Estamos celebrando 40 anos de redemocratização. Mas, ao mesmo tempo, assistimos aos julgamentos de pessoas que tramaram um golpe de Estado. Isso que dizer que a ditadura jamais foi superada?
Acho o contrário. Isso demonstra a importância da Constituição de 1988. A Constituição permitiu que, mesmo diante de tantas crises — dois impeachments presidenciais, três anos de recessão com o governo Dilma, uma tentativa de golpe —, as instituições se mantivessem firmes. A Constituição foi criticada por muitos, inclusive pelo PT, que não votou nela. (O hoje presidente) Lula, como deputado, subiu à tribuna e disse que não a assinaria. Três deputados do PT (Bete Mendes, Ayrton Soares e José Eudes) que votaram com Tancredo (no Colégio Eleitoral) foram expulsos. Isso é história. Hoje, o PT celebra a Constituição como a melhor da história, mas votou contra. Mesmo assim, a Constituição sobreviveu e permitiu que a democracia resistisse a todas essas turbulências. Ela é a grande responsável pela superação das crises, sem retrocessos institucionais. A democracia é muito sólida, (tanto que) no ano que vem estaremos escolhendo novos políticos para comandar o país.

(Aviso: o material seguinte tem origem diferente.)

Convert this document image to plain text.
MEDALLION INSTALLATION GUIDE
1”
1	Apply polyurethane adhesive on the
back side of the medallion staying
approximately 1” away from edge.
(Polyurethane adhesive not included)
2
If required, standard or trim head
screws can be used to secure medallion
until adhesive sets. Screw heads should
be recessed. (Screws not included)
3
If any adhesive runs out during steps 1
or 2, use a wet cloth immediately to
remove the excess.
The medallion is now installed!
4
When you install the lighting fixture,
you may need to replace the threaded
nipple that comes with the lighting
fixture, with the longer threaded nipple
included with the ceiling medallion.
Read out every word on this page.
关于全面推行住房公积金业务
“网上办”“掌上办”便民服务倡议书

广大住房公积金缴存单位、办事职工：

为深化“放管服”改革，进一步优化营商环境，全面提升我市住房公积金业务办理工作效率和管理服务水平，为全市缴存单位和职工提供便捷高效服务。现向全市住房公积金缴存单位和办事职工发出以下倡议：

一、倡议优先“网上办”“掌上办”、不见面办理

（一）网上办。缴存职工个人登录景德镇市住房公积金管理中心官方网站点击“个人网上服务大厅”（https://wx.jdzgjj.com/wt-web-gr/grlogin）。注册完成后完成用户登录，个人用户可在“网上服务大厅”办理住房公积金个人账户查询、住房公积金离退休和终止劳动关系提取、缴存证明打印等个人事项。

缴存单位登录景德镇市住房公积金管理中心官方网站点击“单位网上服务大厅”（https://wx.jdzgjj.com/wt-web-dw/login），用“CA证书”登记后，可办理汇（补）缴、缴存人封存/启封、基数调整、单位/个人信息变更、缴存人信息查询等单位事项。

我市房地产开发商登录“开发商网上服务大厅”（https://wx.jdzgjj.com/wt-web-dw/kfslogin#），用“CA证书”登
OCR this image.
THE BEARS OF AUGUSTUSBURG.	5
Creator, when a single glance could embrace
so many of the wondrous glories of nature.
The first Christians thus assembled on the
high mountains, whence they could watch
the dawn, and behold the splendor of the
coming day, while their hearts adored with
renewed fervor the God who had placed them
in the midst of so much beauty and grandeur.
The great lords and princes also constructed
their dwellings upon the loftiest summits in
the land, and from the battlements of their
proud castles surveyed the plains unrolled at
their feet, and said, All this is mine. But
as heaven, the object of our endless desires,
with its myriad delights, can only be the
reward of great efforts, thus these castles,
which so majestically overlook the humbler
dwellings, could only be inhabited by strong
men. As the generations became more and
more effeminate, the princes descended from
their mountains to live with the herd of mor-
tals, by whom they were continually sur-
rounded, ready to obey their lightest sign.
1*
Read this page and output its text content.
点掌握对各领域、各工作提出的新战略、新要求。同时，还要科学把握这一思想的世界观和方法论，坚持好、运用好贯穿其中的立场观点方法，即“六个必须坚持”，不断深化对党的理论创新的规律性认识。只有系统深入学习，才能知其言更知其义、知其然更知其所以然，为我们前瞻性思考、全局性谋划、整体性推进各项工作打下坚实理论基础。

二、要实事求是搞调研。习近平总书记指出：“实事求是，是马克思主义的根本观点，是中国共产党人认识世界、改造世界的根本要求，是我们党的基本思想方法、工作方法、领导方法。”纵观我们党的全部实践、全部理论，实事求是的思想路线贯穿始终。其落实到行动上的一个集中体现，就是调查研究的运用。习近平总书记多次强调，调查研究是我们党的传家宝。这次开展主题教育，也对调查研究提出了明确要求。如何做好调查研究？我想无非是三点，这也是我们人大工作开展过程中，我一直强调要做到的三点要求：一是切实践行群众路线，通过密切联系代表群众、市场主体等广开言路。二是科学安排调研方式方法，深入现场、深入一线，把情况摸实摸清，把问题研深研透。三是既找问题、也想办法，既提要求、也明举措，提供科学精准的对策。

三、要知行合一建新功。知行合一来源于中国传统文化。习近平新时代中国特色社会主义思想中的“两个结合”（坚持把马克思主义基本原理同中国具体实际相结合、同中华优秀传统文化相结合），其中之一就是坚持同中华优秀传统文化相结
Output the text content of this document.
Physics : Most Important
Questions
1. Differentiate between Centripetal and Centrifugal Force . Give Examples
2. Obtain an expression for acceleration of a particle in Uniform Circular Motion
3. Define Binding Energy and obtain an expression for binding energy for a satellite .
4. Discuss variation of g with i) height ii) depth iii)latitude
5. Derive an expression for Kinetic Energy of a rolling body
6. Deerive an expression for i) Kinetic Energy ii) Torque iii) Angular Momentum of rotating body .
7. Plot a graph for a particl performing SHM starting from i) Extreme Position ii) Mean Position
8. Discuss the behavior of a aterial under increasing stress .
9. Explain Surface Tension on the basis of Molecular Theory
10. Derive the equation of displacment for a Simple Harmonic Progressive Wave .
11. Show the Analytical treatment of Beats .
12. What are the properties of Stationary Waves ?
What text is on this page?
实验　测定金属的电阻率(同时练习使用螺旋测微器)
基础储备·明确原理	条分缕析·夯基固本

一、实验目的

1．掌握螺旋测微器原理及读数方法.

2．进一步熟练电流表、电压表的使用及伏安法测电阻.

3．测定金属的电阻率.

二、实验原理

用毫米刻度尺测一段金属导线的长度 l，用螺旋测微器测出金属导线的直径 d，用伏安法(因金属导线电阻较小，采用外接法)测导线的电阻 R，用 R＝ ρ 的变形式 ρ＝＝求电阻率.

Tancredo era conhecido pela habilidade de conciliar adversários que se pensavam inconciliáveis. Hoje, políticos com o perfil do seu avô teriam espaço ou seriam engolidos pelo radicalismo?
A política do diálogo, da convergência, está muito ausente da realidade atual. O plenário da Câmara, que presidi, tornou-se um local insalubre. Os extremos se digladiam. Cada um quer ganhar mais likes, e não mais construir soluções. Quanto mais ataques, mais apoio têm. Isso empobrece a política. As pessoas estão cansadas dessa política de ataque, na qual você precisa derrubar o outro. Aqui (na Câmara) não se discute mais propostas, projetos. Tancredo era conciliador, mas também era um homem de coragem pessoal. Foi ministro da Justiça de Getúlio Vargas, esteve com ele até o fim. Quando (o presidente) Getúlio se suicidou, Tancredo estava com ele no quarto. No auge da ditadura, acompanhou Juscelino (Kubitschek, ex-presidente) em todos os inquéritos, mesmo quando todos se afastaram. Na renúncia de Jânio (Quadros, ex-presidente), foi Tancredo quem articulou a posse de Jango (Goulart, ex-presidente). E quando (o general Humberto) Castelo Branco foi indicado presidente, foi o único deputado do PSD a votar contra. Esses gestos mostram coragem. E é isso que falta hoje: coragem com sabedoria. O Tancredo era completo. E faz muita falta.
A política brasileira desceu de nível nesses 40 anos?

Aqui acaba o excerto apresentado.